PlazaJen: Passion Knit

Monday, December 20, 2004

The Pendulum Swingeth

Well, yesterday was overall a great day. It started with tears, both sad & joyous, as I read two separate articles in the paper - of course the "big story" across the country right now is the horrific murder of pregnant Bobbie Jo Stinnett, and because her killer (ok, alleged killer, but seriously, there's not a lot of "reasonable doubt" going on here) will be arraigned here in Kansas City, it feels even bigger because it is omnipresent. The use of the internet - both in connecting these women, and tracking down the killer - makes me wonder how this tool that binds can also sever - it swings both ways, physics in the matrix.
The other story was about a little boy who was battling cancer, and how Santa & his Elves made an acorn magically turn into a 30-foot pin oak, strung with lights. It's an awesome story and should inspire us all to look beyond our lists & plans & holiday stress.
You can read it here though you may have to register.
The rest of my day was great - blogging, getting to see Leta in my hat on Dooce.com and a little afternoon shopping with a friend.
This morning I had an email waiting for me, telling me that an old college friend was finally losing her battle with cancer. She developed breast cancer in 1994, only five years after graduation, and two years ago it spread to her brain, and while she initially fought it successfully, it has now has resurfaced viciously, in her diaphragm as well. She had gotten her Masters in Divinity after school, and I was always in awe of how she would counsel others in the hospital, while fighting her own battle inside. And I just this minute got an email from the friend who posted the news that Becki has died. Peacefully, at home, she just stopped breathing and let go.
When I got the first email, I cried bitterly in my office, behind a closed door. I chastised myself for not keeping in touch more, for being a pollyanna and believing that since she'd won the battle so many times before, she would live forever, or at least as long as the rest of us. I'm feeling sorry for myself because Becki, dear Becki, a woman I always viewed with admiration, and guilt, because I was well and she was sick, and in the deepest, most honest part of myself, some degree of terror, because she was going through all of this, and what strange cell formation might decide, inside me, to rebel and revolt and ultimately destroy me. The second email came somewhat as relief, to know her suffering is over, and that her passing was quick. I find it hard to focus on much of anything right now, especially work.

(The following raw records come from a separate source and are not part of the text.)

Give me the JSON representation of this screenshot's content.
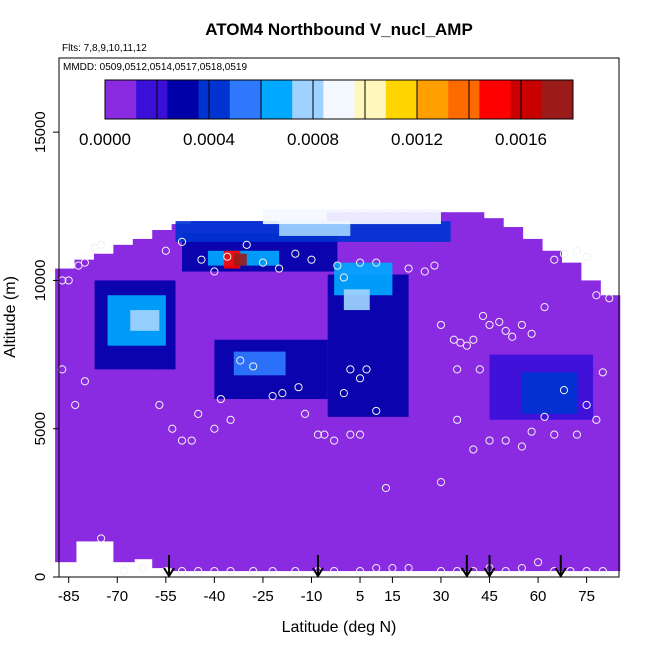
{
  "chart_data": {
    "type": "heatmap",
    "title": "ATOM4 Northbound V_nucl_AMP",
    "flights_text": "Flts: 7,8,9,10,11,12",
    "dates_text": "MMDD: 0509,0512,0514,0517,0518,0519",
    "xlabel": "Latitude (deg N)",
    "ylabel": "Altitude (m)",
    "xlim": [
      -88,
      85
    ],
    "ylim": [
      0,
      17500
    ],
    "x_ticks": [
      -85,
      -70,
      -55,
      -40,
      -25,
      -10,
      5,
      15,
      30,
      45,
      60,
      75
    ],
    "x_tick_labels": [
      "-85",
      "-70",
      "-55",
      "-40",
      "-25",
      "-10",
      "5",
      "15",
      "30",
      "45",
      "60",
      "75"
    ],
    "y_ticks": [
      0,
      5000,
      10000,
      15000
    ],
    "y_tick_labels": [
      "0",
      "5000",
      "10000",
      "15000"
    ],
    "colorbar": {
      "range": [
        0,
        0.0018
      ],
      "tick_values": [
        0,
        0.0004,
        0.0008,
        0.0012,
        0.0016
      ],
      "tick_labels": [
        "0.0000",
        "0.0004",
        "0.0008",
        "0.0012",
        "0.0016"
      ],
      "colors": [
        "#8a2be2",
        "#3a10d8",
        "#0000a8",
        "#0033d0",
        "#2f79ff",
        "#00a8ff",
        "#9fd2ff",
        "#f4f8ff",
        "#fff7bb",
        "#ffd400",
        "#ffa000",
        "#ff6a00",
        "#ff0000",
        "#c80000",
        "#9b1b1b"
      ]
    },
    "background_color": "#8a2be2",
    "field_columns": [
      {
        "lat": -86,
        "bot": 500,
        "top": 10400
      },
      {
        "lat": -80,
        "bot": 1200,
        "top": 10700
      },
      {
        "lat": -74,
        "bot": 1200,
        "top": 10900
      },
      {
        "lat": -68,
        "bot": 500,
        "top": 11200
      },
      {
        "lat": -62,
        "bot": 600,
        "top": 11400
      },
      {
        "lat": -56,
        "bot": 300,
        "top": 11700
      },
      {
        "lat": -50,
        "bot": 200,
        "top": 11900
      },
      {
        "lat": -44,
        "bot": 200,
        "top": 12000
      },
      {
        "lat": -38,
        "bot": 200,
        "top": 12000
      },
      {
        "lat": -32,
        "bot": 200,
        "top": 12000
      },
      {
        "lat": -26,
        "bot": 200,
        "top": 12000
      },
      {
        "lat": -20,
        "bot": 200,
        "top": 12000
      },
      {
        "lat": -14,
        "bot": 200,
        "top": 12000
      },
      {
        "lat": -8,
        "bot": 200,
        "top": 12000
      },
      {
        "lat": -2,
        "bot": 200,
        "top": 12300
      },
      {
        "lat": 4,
        "bot": 200,
        "top": 12300
      },
      {
        "lat": 10,
        "bot": 200,
        "top": 12300
      },
      {
        "lat": 16,
        "bot": 200,
        "top": 12300
      },
      {
        "lat": 22,
        "bot": 200,
        "top": 12300
      },
      {
        "lat": 28,
        "bot": 200,
        "top": 12300
      },
      {
        "lat": 34,
        "bot": 200,
        "top": 12300
      },
      {
        "lat": 40,
        "bot": 200,
        "top": 12300
      },
      {
        "lat": 46,
        "bot": 200,
        "top": 12100
      },
      {
        "lat": 52,
        "bot": 200,
        "top": 11800
      },
      {
        "lat": 58,
        "bot": 200,
        "top": 11400
      },
      {
        "lat": 64,
        "bot": 200,
        "top": 11000
      },
      {
        "lat": 70,
        "bot": 200,
        "top": 10600
      },
      {
        "lat": 76,
        "bot": 200,
        "top": 10000
      },
      {
        "lat": 82,
        "bot": 200,
        "top": 9500
      }
    ],
    "features": [
      {
        "lat_min": -77,
        "lat_max": -52,
        "alt_min": 7000,
        "alt_max": 10000,
        "value": 0.00022
      },
      {
        "lat_min": -73,
        "lat_max": -55,
        "alt_min": 7800,
        "alt_max": 9500,
        "value": 0.0006
      },
      {
        "lat_min": -66,
        "lat_max": -57,
        "alt_min": 8300,
        "alt_max": 9000,
        "value": 0.00075
      },
      {
        "lat_min": -50,
        "lat_max": -2,
        "alt_min": 10300,
        "alt_max": 11600,
        "value": 0.00025
      },
      {
        "lat_min": -42,
        "lat_max": -20,
        "alt_min": 10500,
        "alt_max": 11000,
        "value": 0.0006
      },
      {
        "lat_min": -37,
        "lat_max": -32,
        "alt_min": 10400,
        "alt_max": 11000,
        "value": 0.0015
      },
      {
        "lat_min": -34,
        "lat_max": -30,
        "alt_min": 10500,
        "alt_max": 10900,
        "value": 0.0018
      },
      {
        "lat_min": -52,
        "lat_max": 33,
        "alt_min": 11300,
        "alt_max": 12000,
        "value": 0.0004
      },
      {
        "lat_min": -20,
        "lat_max": 2,
        "alt_min": 11500,
        "alt_max": 12000,
        "value": 0.0008
      },
      {
        "lat_min": -25,
        "lat_max": 30,
        "alt_min": 11900,
        "alt_max": 12400,
        "value": 0.00095
      },
      {
        "lat_min": -40,
        "lat_max": -5,
        "alt_min": 6000,
        "alt_max": 8000,
        "value": 0.0003
      },
      {
        "lat_min": -34,
        "lat_max": -18,
        "alt_min": 6800,
        "alt_max": 7600,
        "value": 0.0005
      },
      {
        "lat_min": -5,
        "lat_max": 20,
        "alt_min": 5400,
        "alt_max": 10200,
        "value": 0.0002
      },
      {
        "lat_min": -3,
        "lat_max": 15,
        "alt_min": 9500,
        "alt_max": 10600,
        "value": 0.0006
      },
      {
        "lat_min": 0,
        "lat_max": 8,
        "alt_min": 9000,
        "alt_max": 9700,
        "value": 0.0008
      },
      {
        "lat_min": 45,
        "lat_max": 77,
        "alt_min": 5300,
        "alt_max": 7500,
        "value": 0.00018
      },
      {
        "lat_min": 55,
        "lat_max": 72,
        "alt_min": 5500,
        "alt_max": 6900,
        "value": 0.00035
      }
    ],
    "sample_points": [
      [
        -87,
        10000
      ],
      [
        -85,
        10000
      ],
      [
        -82,
        10500
      ],
      [
        -80,
        10600
      ],
      [
        -77,
        11100
      ],
      [
        -75,
        11200
      ],
      [
        -87,
        7000
      ],
      [
        -83,
        5800
      ],
      [
        -80,
        6600
      ],
      [
        -75,
        1300
      ],
      [
        -57,
        5800
      ],
      [
        -53,
        5000
      ],
      [
        -50,
        4600
      ],
      [
        -47,
        4600
      ],
      [
        -45,
        5500
      ],
      [
        -40,
        5000
      ],
      [
        -38,
        6000
      ],
      [
        -35,
        5300
      ],
      [
        -32,
        7300
      ],
      [
        -28,
        7100
      ],
      [
        -22,
        6100
      ],
      [
        -19,
        6200
      ],
      [
        -14,
        6400
      ],
      [
        -12,
        5500
      ],
      [
        -8,
        4800
      ],
      [
        -6,
        4800
      ],
      [
        -3,
        4600
      ],
      [
        0,
        6200
      ],
      [
        2,
        7000
      ],
      [
        5,
        6700
      ],
      [
        7,
        7000
      ],
      [
        10,
        5600
      ],
      [
        13,
        3000
      ],
      [
        2,
        4800
      ],
      [
        5,
        4800
      ],
      [
        -55,
        11000
      ],
      [
        -50,
        11300
      ],
      [
        -44,
        10700
      ],
      [
        -40,
        10300
      ],
      [
        -36,
        10800
      ],
      [
        -30,
        11200
      ],
      [
        -25,
        10600
      ],
      [
        -20,
        10400
      ],
      [
        -15,
        10900
      ],
      [
        -10,
        10700
      ],
      [
        -2,
        10500
      ],
      [
        0,
        10100
      ],
      [
        5,
        10600
      ],
      [
        10,
        10600
      ],
      [
        20,
        10400
      ],
      [
        25,
        10300
      ],
      [
        28,
        10500
      ],
      [
        30,
        8500
      ],
      [
        34,
        8000
      ],
      [
        36,
        7900
      ],
      [
        38,
        7800
      ],
      [
        40,
        8000
      ],
      [
        43,
        8800
      ],
      [
        45,
        8500
      ],
      [
        48,
        8600
      ],
      [
        50,
        8300
      ],
      [
        52,
        8100
      ],
      [
        55,
        8500
      ],
      [
        58,
        8200
      ],
      [
        62,
        9100
      ],
      [
        65,
        10700
      ],
      [
        68,
        10900
      ],
      [
        72,
        11000
      ],
      [
        75,
        10800
      ],
      [
        78,
        9500
      ],
      [
        82,
        9400
      ],
      [
        80,
        6900
      ],
      [
        78,
        5300
      ],
      [
        75,
        5800
      ],
      [
        72,
        4800
      ],
      [
        68,
        6300
      ],
      [
        65,
        4800
      ],
      [
        62,
        5400
      ],
      [
        58,
        4900
      ],
      [
        55,
        4400
      ],
      [
        50,
        4600
      ],
      [
        45,
        4600
      ],
      [
        40,
        4300
      ],
      [
        42,
        7000
      ],
      [
        35,
        5300
      ],
      [
        30,
        3200
      ],
      [
        35,
        7000
      ],
      [
        -68,
        200
      ],
      [
        -62,
        300
      ],
      [
        -55,
        200
      ],
      [
        -50,
        200
      ],
      [
        -45,
        200
      ],
      [
        -40,
        200
      ],
      [
        -35,
        200
      ],
      [
        -28,
        200
      ],
      [
        -22,
        200
      ],
      [
        -15,
        200
      ],
      [
        -8,
        200
      ],
      [
        -3,
        200
      ],
      [
        5,
        200
      ],
      [
        10,
        300
      ],
      [
        15,
        300
      ],
      [
        20,
        300
      ],
      [
        30,
        200
      ],
      [
        35,
        200
      ],
      [
        40,
        200
      ],
      [
        45,
        300
      ],
      [
        50,
        200
      ],
      [
        55,
        300
      ],
      [
        60,
        500
      ],
      [
        65,
        200
      ],
      [
        70,
        200
      ],
      [
        75,
        200
      ],
      [
        80,
        200
      ]
    ],
    "arrow_lats": [
      -54,
      -8,
      38,
      45,
      67
    ]
  }
}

But I am going to focus on this: In 1998, shortly after I moved to Kansas City, the Women's Final Four basketball championship was taking place here. Becki, Joanna, and Sheila all came in and stayed with me, and we went to the big final game together. Becki had lost all of her hair from another round of chemo, and wanted me to paint her head. So I did. I put the entire logo for the games on her head. If I say so myself, it was an awesome replication. She got on ESPN, and the camera guy thought she was a total freak, and had shaved her head just for the game. Becki actually started to chicken out when we were getting close to the camera crew. I said, "Becki, we are getting you on tv. It's too late to back out now." and I went over and grabbed the camera guy & told him to check out my friend. After she realized it was going to happen, the butterflies flew away & she chirped, "I've got cancer!"
God love ya, Becki. You will live on in the hearts of so many people, most of whom will remember your peaceful nature, your sense of humor, your beautiful spirit. And I'll also remember your beautiful, bald, painted head and the smile when you saw it in the mirror.